Debemos organizar para ello, en todos los territorios y a todos los niveles, Asambleas abiertas convocando a colectivos de jóvenes, organizaciones sociales, profesionales, sindicalistas, gente de la cultura para CONVOCARLOS a los debates de esta Convocatoria Social, que debe complementar y reforzar el proceso de Refundación, teniendo claro que esta propuesta no plantea una campaña electoralista.

Se trata de propiciar la participación y la implicación de lo más dinámico de la izquierda social, sindical, cultural y política, siendo imprescindible el papel de la mujer en la construcción de esta Convocatoria, en la concreción política para elaborar colectivamente una alternativa, en el más amplio sentido de la palabra "programa" y, hacerlo en un proceso de "convocatoria ciudadana" que cubra tanto el ámbito municipal, como el comarcal, autonómico y estatal.
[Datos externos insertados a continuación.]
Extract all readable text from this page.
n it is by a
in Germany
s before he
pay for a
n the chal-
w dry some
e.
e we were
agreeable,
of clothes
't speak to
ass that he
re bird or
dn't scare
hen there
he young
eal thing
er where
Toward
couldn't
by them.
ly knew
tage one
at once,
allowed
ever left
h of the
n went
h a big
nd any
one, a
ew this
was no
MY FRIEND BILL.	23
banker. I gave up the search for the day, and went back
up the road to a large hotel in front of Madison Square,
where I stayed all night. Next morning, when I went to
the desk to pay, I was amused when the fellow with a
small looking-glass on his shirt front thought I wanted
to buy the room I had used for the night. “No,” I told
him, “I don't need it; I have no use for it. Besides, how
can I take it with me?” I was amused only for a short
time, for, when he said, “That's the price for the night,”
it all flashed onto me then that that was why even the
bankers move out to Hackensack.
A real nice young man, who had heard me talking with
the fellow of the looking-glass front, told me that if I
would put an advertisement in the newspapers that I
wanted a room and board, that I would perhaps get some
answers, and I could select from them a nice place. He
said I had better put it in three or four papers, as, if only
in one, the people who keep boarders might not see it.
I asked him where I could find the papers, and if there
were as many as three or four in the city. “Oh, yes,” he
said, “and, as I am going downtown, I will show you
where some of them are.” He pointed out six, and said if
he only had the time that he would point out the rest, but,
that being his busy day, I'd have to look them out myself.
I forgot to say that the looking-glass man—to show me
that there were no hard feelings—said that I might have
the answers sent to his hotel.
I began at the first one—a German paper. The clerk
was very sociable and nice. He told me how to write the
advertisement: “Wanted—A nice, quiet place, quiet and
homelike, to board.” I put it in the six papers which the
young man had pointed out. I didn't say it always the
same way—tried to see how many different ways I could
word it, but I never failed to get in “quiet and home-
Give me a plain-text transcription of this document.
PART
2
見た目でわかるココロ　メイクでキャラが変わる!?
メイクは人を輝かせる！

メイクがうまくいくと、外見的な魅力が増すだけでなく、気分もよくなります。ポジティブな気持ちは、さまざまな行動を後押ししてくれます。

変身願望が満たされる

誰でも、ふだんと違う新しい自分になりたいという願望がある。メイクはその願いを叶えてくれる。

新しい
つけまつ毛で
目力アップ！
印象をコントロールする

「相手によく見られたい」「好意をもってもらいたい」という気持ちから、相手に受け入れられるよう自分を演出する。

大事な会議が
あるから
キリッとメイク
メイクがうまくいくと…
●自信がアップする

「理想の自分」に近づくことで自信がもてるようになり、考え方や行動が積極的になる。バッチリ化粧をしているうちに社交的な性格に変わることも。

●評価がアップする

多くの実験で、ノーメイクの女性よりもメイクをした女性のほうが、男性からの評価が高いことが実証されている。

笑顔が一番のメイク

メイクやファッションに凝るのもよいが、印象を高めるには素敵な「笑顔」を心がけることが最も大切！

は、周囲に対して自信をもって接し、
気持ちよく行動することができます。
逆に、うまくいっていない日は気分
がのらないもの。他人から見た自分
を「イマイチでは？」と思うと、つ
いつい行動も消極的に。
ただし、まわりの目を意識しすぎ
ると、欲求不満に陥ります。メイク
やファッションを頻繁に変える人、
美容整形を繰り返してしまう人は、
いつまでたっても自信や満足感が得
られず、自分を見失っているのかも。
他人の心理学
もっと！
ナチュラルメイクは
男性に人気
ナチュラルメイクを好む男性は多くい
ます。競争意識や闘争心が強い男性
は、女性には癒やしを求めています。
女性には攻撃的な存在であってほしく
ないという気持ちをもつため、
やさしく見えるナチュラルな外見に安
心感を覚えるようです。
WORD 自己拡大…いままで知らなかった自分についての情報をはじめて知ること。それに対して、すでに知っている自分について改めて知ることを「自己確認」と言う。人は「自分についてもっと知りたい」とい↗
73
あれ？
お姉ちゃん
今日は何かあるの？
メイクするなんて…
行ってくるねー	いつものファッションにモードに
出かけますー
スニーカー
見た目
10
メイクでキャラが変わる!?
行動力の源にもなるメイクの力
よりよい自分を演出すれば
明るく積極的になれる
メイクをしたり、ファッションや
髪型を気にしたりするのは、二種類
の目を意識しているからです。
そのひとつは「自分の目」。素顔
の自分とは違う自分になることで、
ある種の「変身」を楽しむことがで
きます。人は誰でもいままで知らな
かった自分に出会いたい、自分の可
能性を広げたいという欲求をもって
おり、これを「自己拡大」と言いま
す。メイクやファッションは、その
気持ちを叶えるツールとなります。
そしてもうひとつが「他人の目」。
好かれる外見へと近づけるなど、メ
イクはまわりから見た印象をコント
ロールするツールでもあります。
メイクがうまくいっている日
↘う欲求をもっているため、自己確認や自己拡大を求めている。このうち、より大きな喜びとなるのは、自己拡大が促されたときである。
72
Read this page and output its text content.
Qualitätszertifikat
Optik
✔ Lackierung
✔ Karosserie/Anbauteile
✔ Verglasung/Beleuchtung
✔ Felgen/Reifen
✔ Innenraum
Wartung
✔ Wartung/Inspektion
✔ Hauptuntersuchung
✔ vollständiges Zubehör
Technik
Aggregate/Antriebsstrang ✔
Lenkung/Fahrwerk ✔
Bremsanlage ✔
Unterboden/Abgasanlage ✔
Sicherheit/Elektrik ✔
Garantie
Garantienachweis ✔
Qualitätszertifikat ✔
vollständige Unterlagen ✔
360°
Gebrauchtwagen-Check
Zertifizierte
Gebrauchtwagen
La Convocatoria Social busca por tanto la construcción de una alternativa a la actual forma de afrontar la crisis, que parta de la realidad de cada pueblo y cada comarca, de cada comunidad, de cada centro de trabajo o de estudio, que movilice a los parados, a los jóvenes precarios, a todas y todos los que tengan algo que aportar en la construcción de otro mundo mas justo, solidario y por tanto mas libre, nadie nos va ayudar desde dentro del sistema, los medios de comunicación nos ocultaran, pero si volcamos nuestra energía, ponemos toda nuestra ilusión, toda nuestra capacidad, estoy seguro de que podremos romper todos los cercos que el sistema trate de ponernos.